Lee M, Rezai A R, Chou J
Division of Pediatric Neurosurgery, New York University Medical Center, New York.
Pediatr Neurosurg. 1994;21(3):174-7; discussion 178. doi: 10.1159/000120830.
The use of external skull fixation devices (skull clamps) is a common practice in neurosurgery. The insertion of pins into the skull is usually routine and uneventful in adult patients. However, the safety of skull clamp fixation devices in children is not reported. We have examined our complications over the past 6 years, and have encountered 5 children with depressed skull fractures secondary to application of a skull clamp fixation device. There were 3 boys and 2 girls with ages ranging from 3 to 8 years (mean 5.8 years). Two patients had brainstem gliomas, 2 patients had hypothalamic gliomas and 1 patient had a medulloblastoma.
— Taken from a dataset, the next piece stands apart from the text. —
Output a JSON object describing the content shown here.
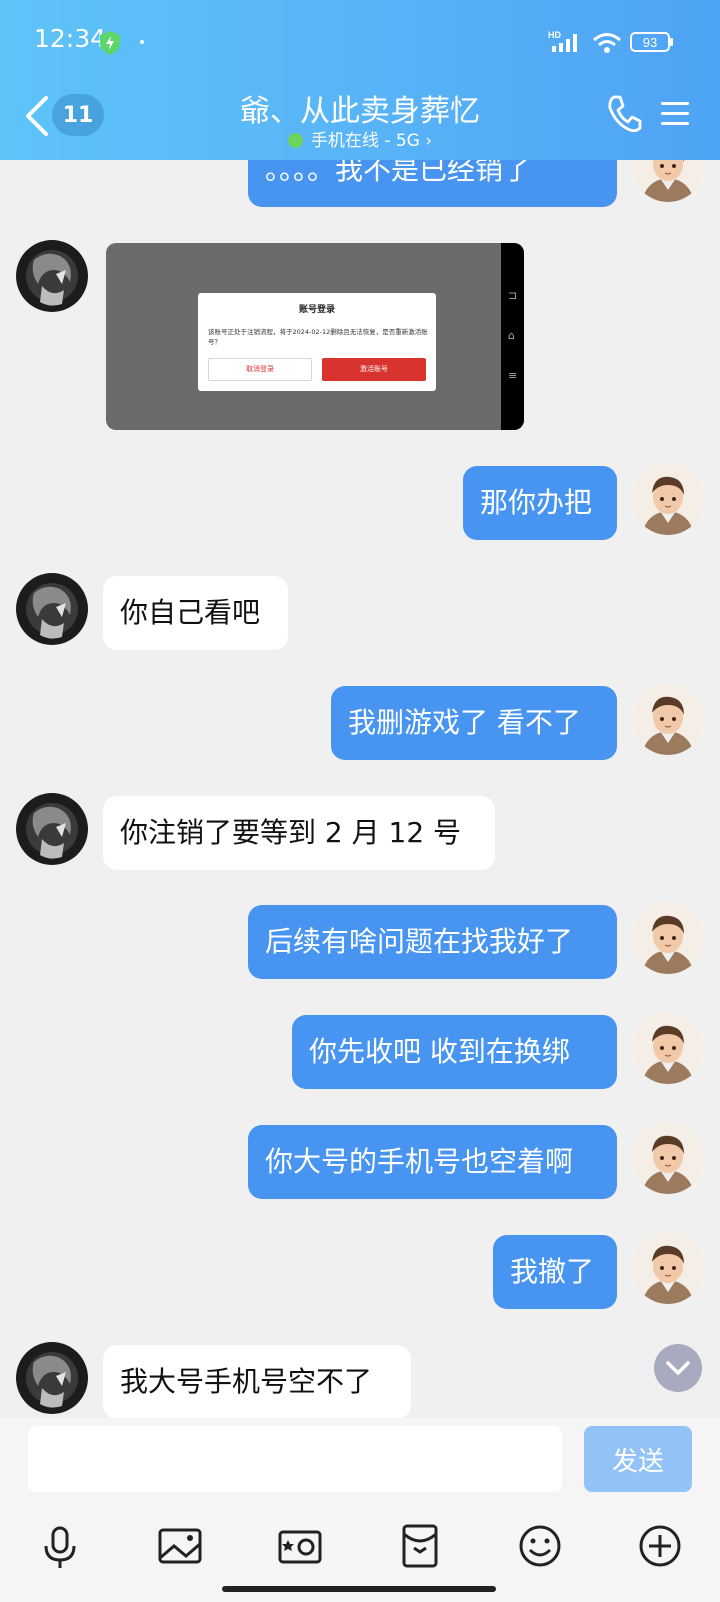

Four of the children required separate cranial procedures for exploration and elevation of the depressed fractures. There were no sequelae associated with the depressed fractures. We conclude that skull clamp fixation devices are safe, but should be used with caution in the pediatric patient. In addition, we present several modifications of existing skull clamps which may decrease the risk of depressed skull fractures.
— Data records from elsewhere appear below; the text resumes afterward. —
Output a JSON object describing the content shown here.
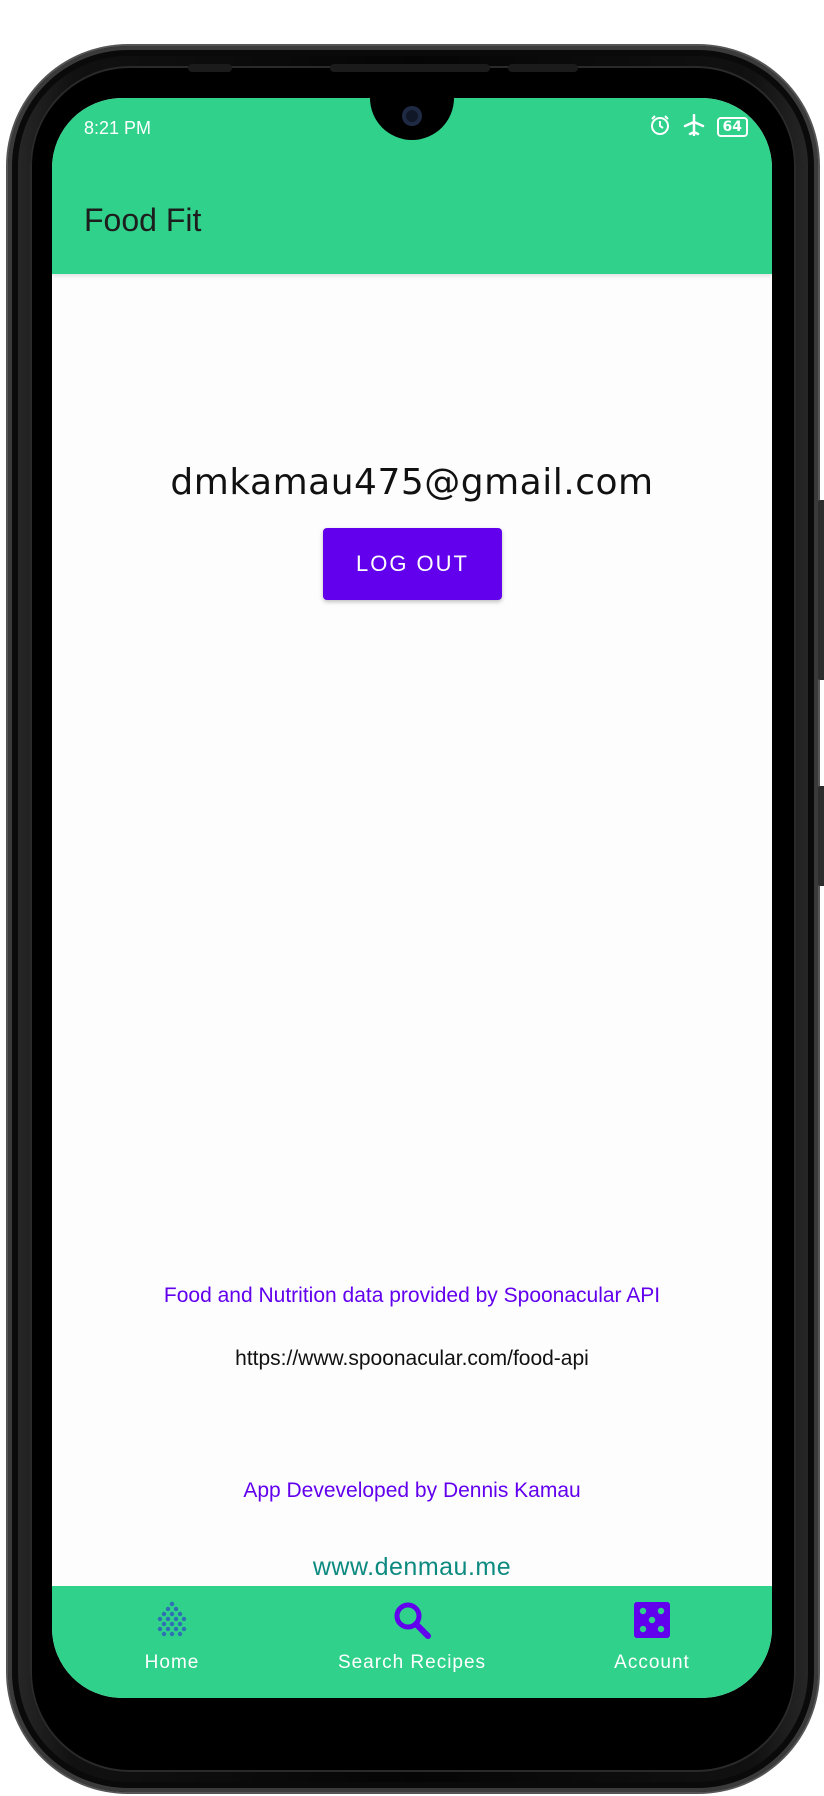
{
  "status_bar": {
    "time": "8:21 PM",
    "battery": "64"
  },
  "app_bar": {
    "title": "Food Fit"
  },
  "account": {
    "email": "dmkamau475@gmail.com",
    "logout_label": "LOG OUT"
  },
  "credits": {
    "api_text": "Food and Nutrition data provided by Spoonacular API",
    "api_url": "https://www.spoonacular.com/food-api",
    "developer_text": "App Deveveloped by Dennis Kamau",
    "website": "www.denmau.me"
  },
  "bottom_nav": {
    "items": [
      {
        "label": "Home",
        "icon": "diamond-dots-icon"
      },
      {
        "label": "Search Recipes",
        "icon": "search-icon"
      },
      {
        "label": "Account",
        "icon": "dice-icon"
      }
    ],
    "selected": "Account"
  },
  "colors": {
    "primary": "#2fd18b",
    "accent": "#6200ee",
    "link": "#0d8a80"
  }
}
在神经外科手术中,使用外部颅骨固定装置(颅骨夹)是一种常见的做法。在成年患者中,将针插入颅骨通常是常规操作且无并发症。然而,尚未有关于颅骨夹固定装置在儿童中安全性的报道。我们检查了过去6年中的并发症情况,发现有5名儿童因应用颅骨夹固定装置而继发颅骨凹陷性骨折。其中有3名男孩和2名女孩,年龄在3至8岁之间(平均5.8岁)。2例患者患有脑干胶质瘤,2例患者患有下丘脑胶质瘤,1例患者患有髓母细胞瘤。4名儿童需要进行单独的颅骨手术以探查和抬起凹陷性骨折。凹陷性骨折未产生后遗症。我们得出结论,颅骨夹固定装置是安全的,但在儿科患者中应谨慎使用。此外,我们提出了对现有颅骨夹的几种改进方法,这可能会降低颅骨凹陷性骨折的风险。